On this basis, are some groups of employees more vulnerable than others?

“No, we are looking at our overall activities and our future needs. In principle, all groups of employees, including academic staff and technical/administrative staff, can be affected,” says Jacob Kjær Eskildsen.

What role will the relocation agreement play for the department – could it lead to further cutbacks? 

“It is too early to say, because the agreement is being negotiated at the moment, and we don’t yet know the final outcome. What is relevant for the department in relation to the relocation agreement is that student places are moving to Herning, so some employees will have to change their place of employment. We don’t expect that this will involve further cutbacks,” says Jacob Kjær Eskildsen.

Employees are shocked 


News about the cutbacks was met with shock from the department’s employees, explains associate professor Bjarne Rerup Schlichter, who is the union representative for academic staff (VIP) at the department. And the uncertainty surrounding the implications of the relocation agreement of course does not help, he explains.

“Employees fear there may be two rounds of cutbacks,” says Bjarne Rerup Schlichter. 

“Employees are shocked. Because we had the impression that things were going well. As late as last summer, we were told that everything was fine with the amount of external funding coming into the department. So many of us are surprised – also that the management didn’t recognise the situation sooner,” says Bjarne Rerup Schlichter.

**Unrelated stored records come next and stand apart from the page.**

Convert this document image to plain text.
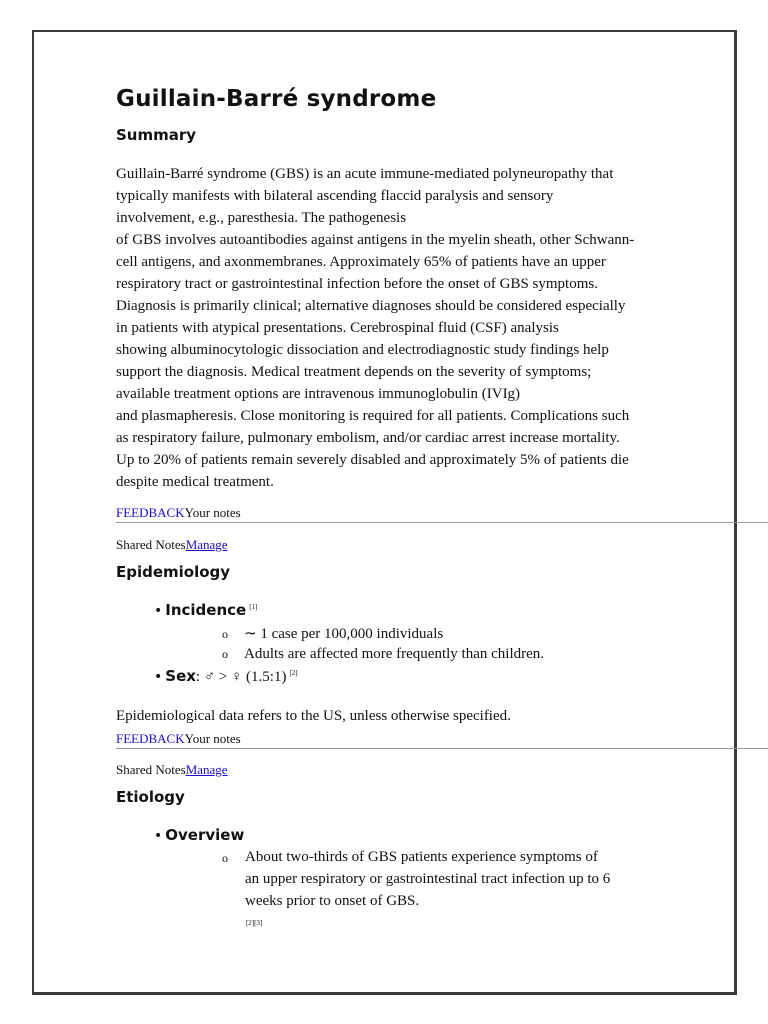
Guillain-Barré syndrome
Summary
Guillain-Barré syndrome (GBS) is an acute immune-mediated polyneuropathy that
typically manifests with bilateral ascending flaccid paralysis and sensory
involvement, e.g., paresthesia. The pathogenesis
of GBS involves autoantibodies against antigens in the myelin sheath, other Schwann-
cell antigens, and axonmembranes. Approximately 65% of patients have an upper
respiratory tract or gastrointestinal infection before the onset of GBS symptoms.
Diagnosis is primarily clinical; alternative diagnoses should be considered especially
in patients with atypical presentations. Cerebrospinal fluid (CSF) analysis
showing albuminocytologic dissociation and electrodiagnostic study findings help
support the diagnosis. Medical treatment depends on the severity of symptoms;
available treatment options are intravenous immunoglobulin (IVIg)
and plasmapheresis. Close monitoring is required for all patients. Complications such
as respiratory failure, pulmonary embolism, and/or cardiac arrest increase mortality.
Up to 20% of patients remain severely disabled and approximately 5% of patients die
despite medical treatment.
FEEDBACKYour notes
Shared NotesManage
Epidemiology
• Incidence [1]
o ∼ 1 case per 100,000 individuals
o Adults are affected more frequently than children.
• Sex: ♂ > ♀ (1.5:1) [2]
Epidemiological data refers to the US, unless otherwise specified.
FEEDBACKYour notes
Shared NotesManage
Etiology
• Overview
o	About two-thirds of GBS patients experience symptoms of
an upper respiratory or gastrointestinal tract infection up to 6
weeks prior to onset of GBS.
[2][3]
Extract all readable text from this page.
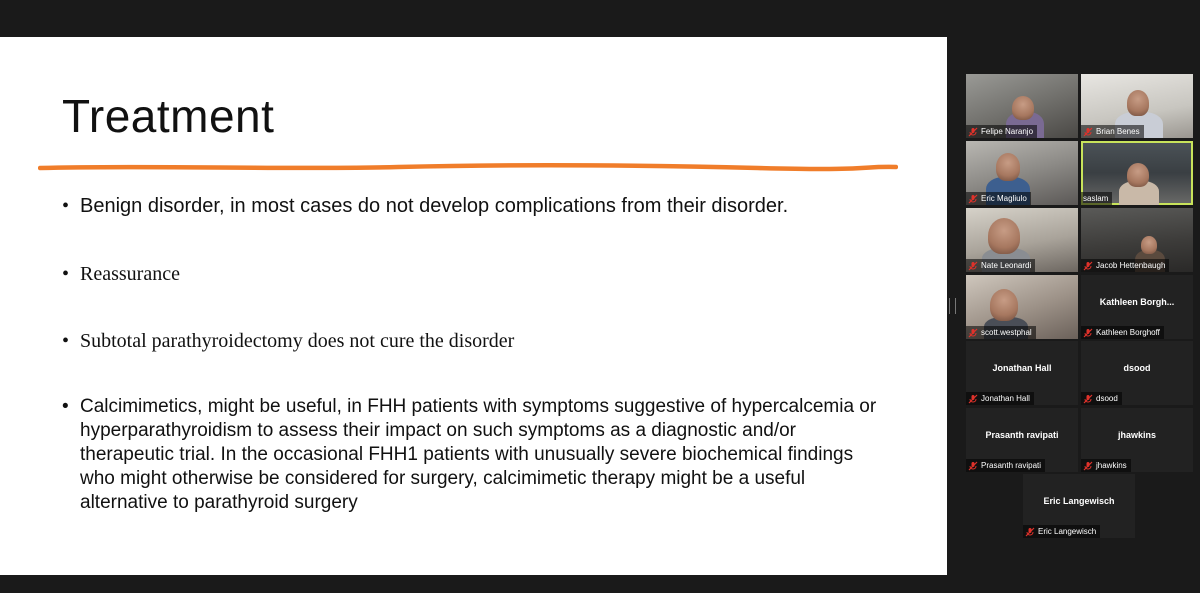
Treatment
• Benign disorder, in most cases do not develop complications from their disorder.
• Reassurance
• Subtotal parathyroidectomy does not cure the disorder
• Calcimimetics, might be useful, in FHH patients with symptoms suggestive of hypercalcemia or hyperparathyroidism to assess their impact on such symptoms as a diagnostic and/or therapeutic trial. In the occasional FHH1 patients with unusually severe biochemical findings who might otherwise be considered for surgery, calcimimetic therapy might be a useful alternative to parathyroid surgery
Felipe Naranjo	Brian Benes
Eric Magliulo	saslam
Nate Leonardi	Jacob Hettenbaugh
scott.westphal
Kathleen Borgh...
Kathleen Borghoff
Jonathan Hall
Jonathan Hall
dsood
dsood
Prasanth ravipati
Prasanth ravipati
jhawkins
jhawkins
Eric Langewisch
Eric Langewisch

He goes on to say that it is a cause for concern among the staff in the department that savings have to be made so quickly in order to balance the budget as early as next year. 

“As we are talking about permanent cutbacks, it is the permanent members of academic and technical/administrative staff who are particularly worried about their jobs,” says Bjarne Rerup Schlichter, who also acknowledges the current attempts being made to investigate ways to avoid redundancies. 

“The dialogue is taking place in a proper way, and I also hope that the management will take advantage of the option to transfer employees within the organisation,” he says.

Caroline Adolphsen is associate professor at the Department of Law and joint union representative for academic staff at Aarhus BSS as well as acting union representative for administrative employees with an academic background (AC-TAP) at the Department of Management. She would have liked the issue to have been brought up earlier in the local liaison committee. 

“It is frustrating that we were only informed about the seriousness of the situation in January, when one of the reasons for the cutbacks is declining student numbers, which is something that becomes apparent in August-September,” says Caroline Adolphsen.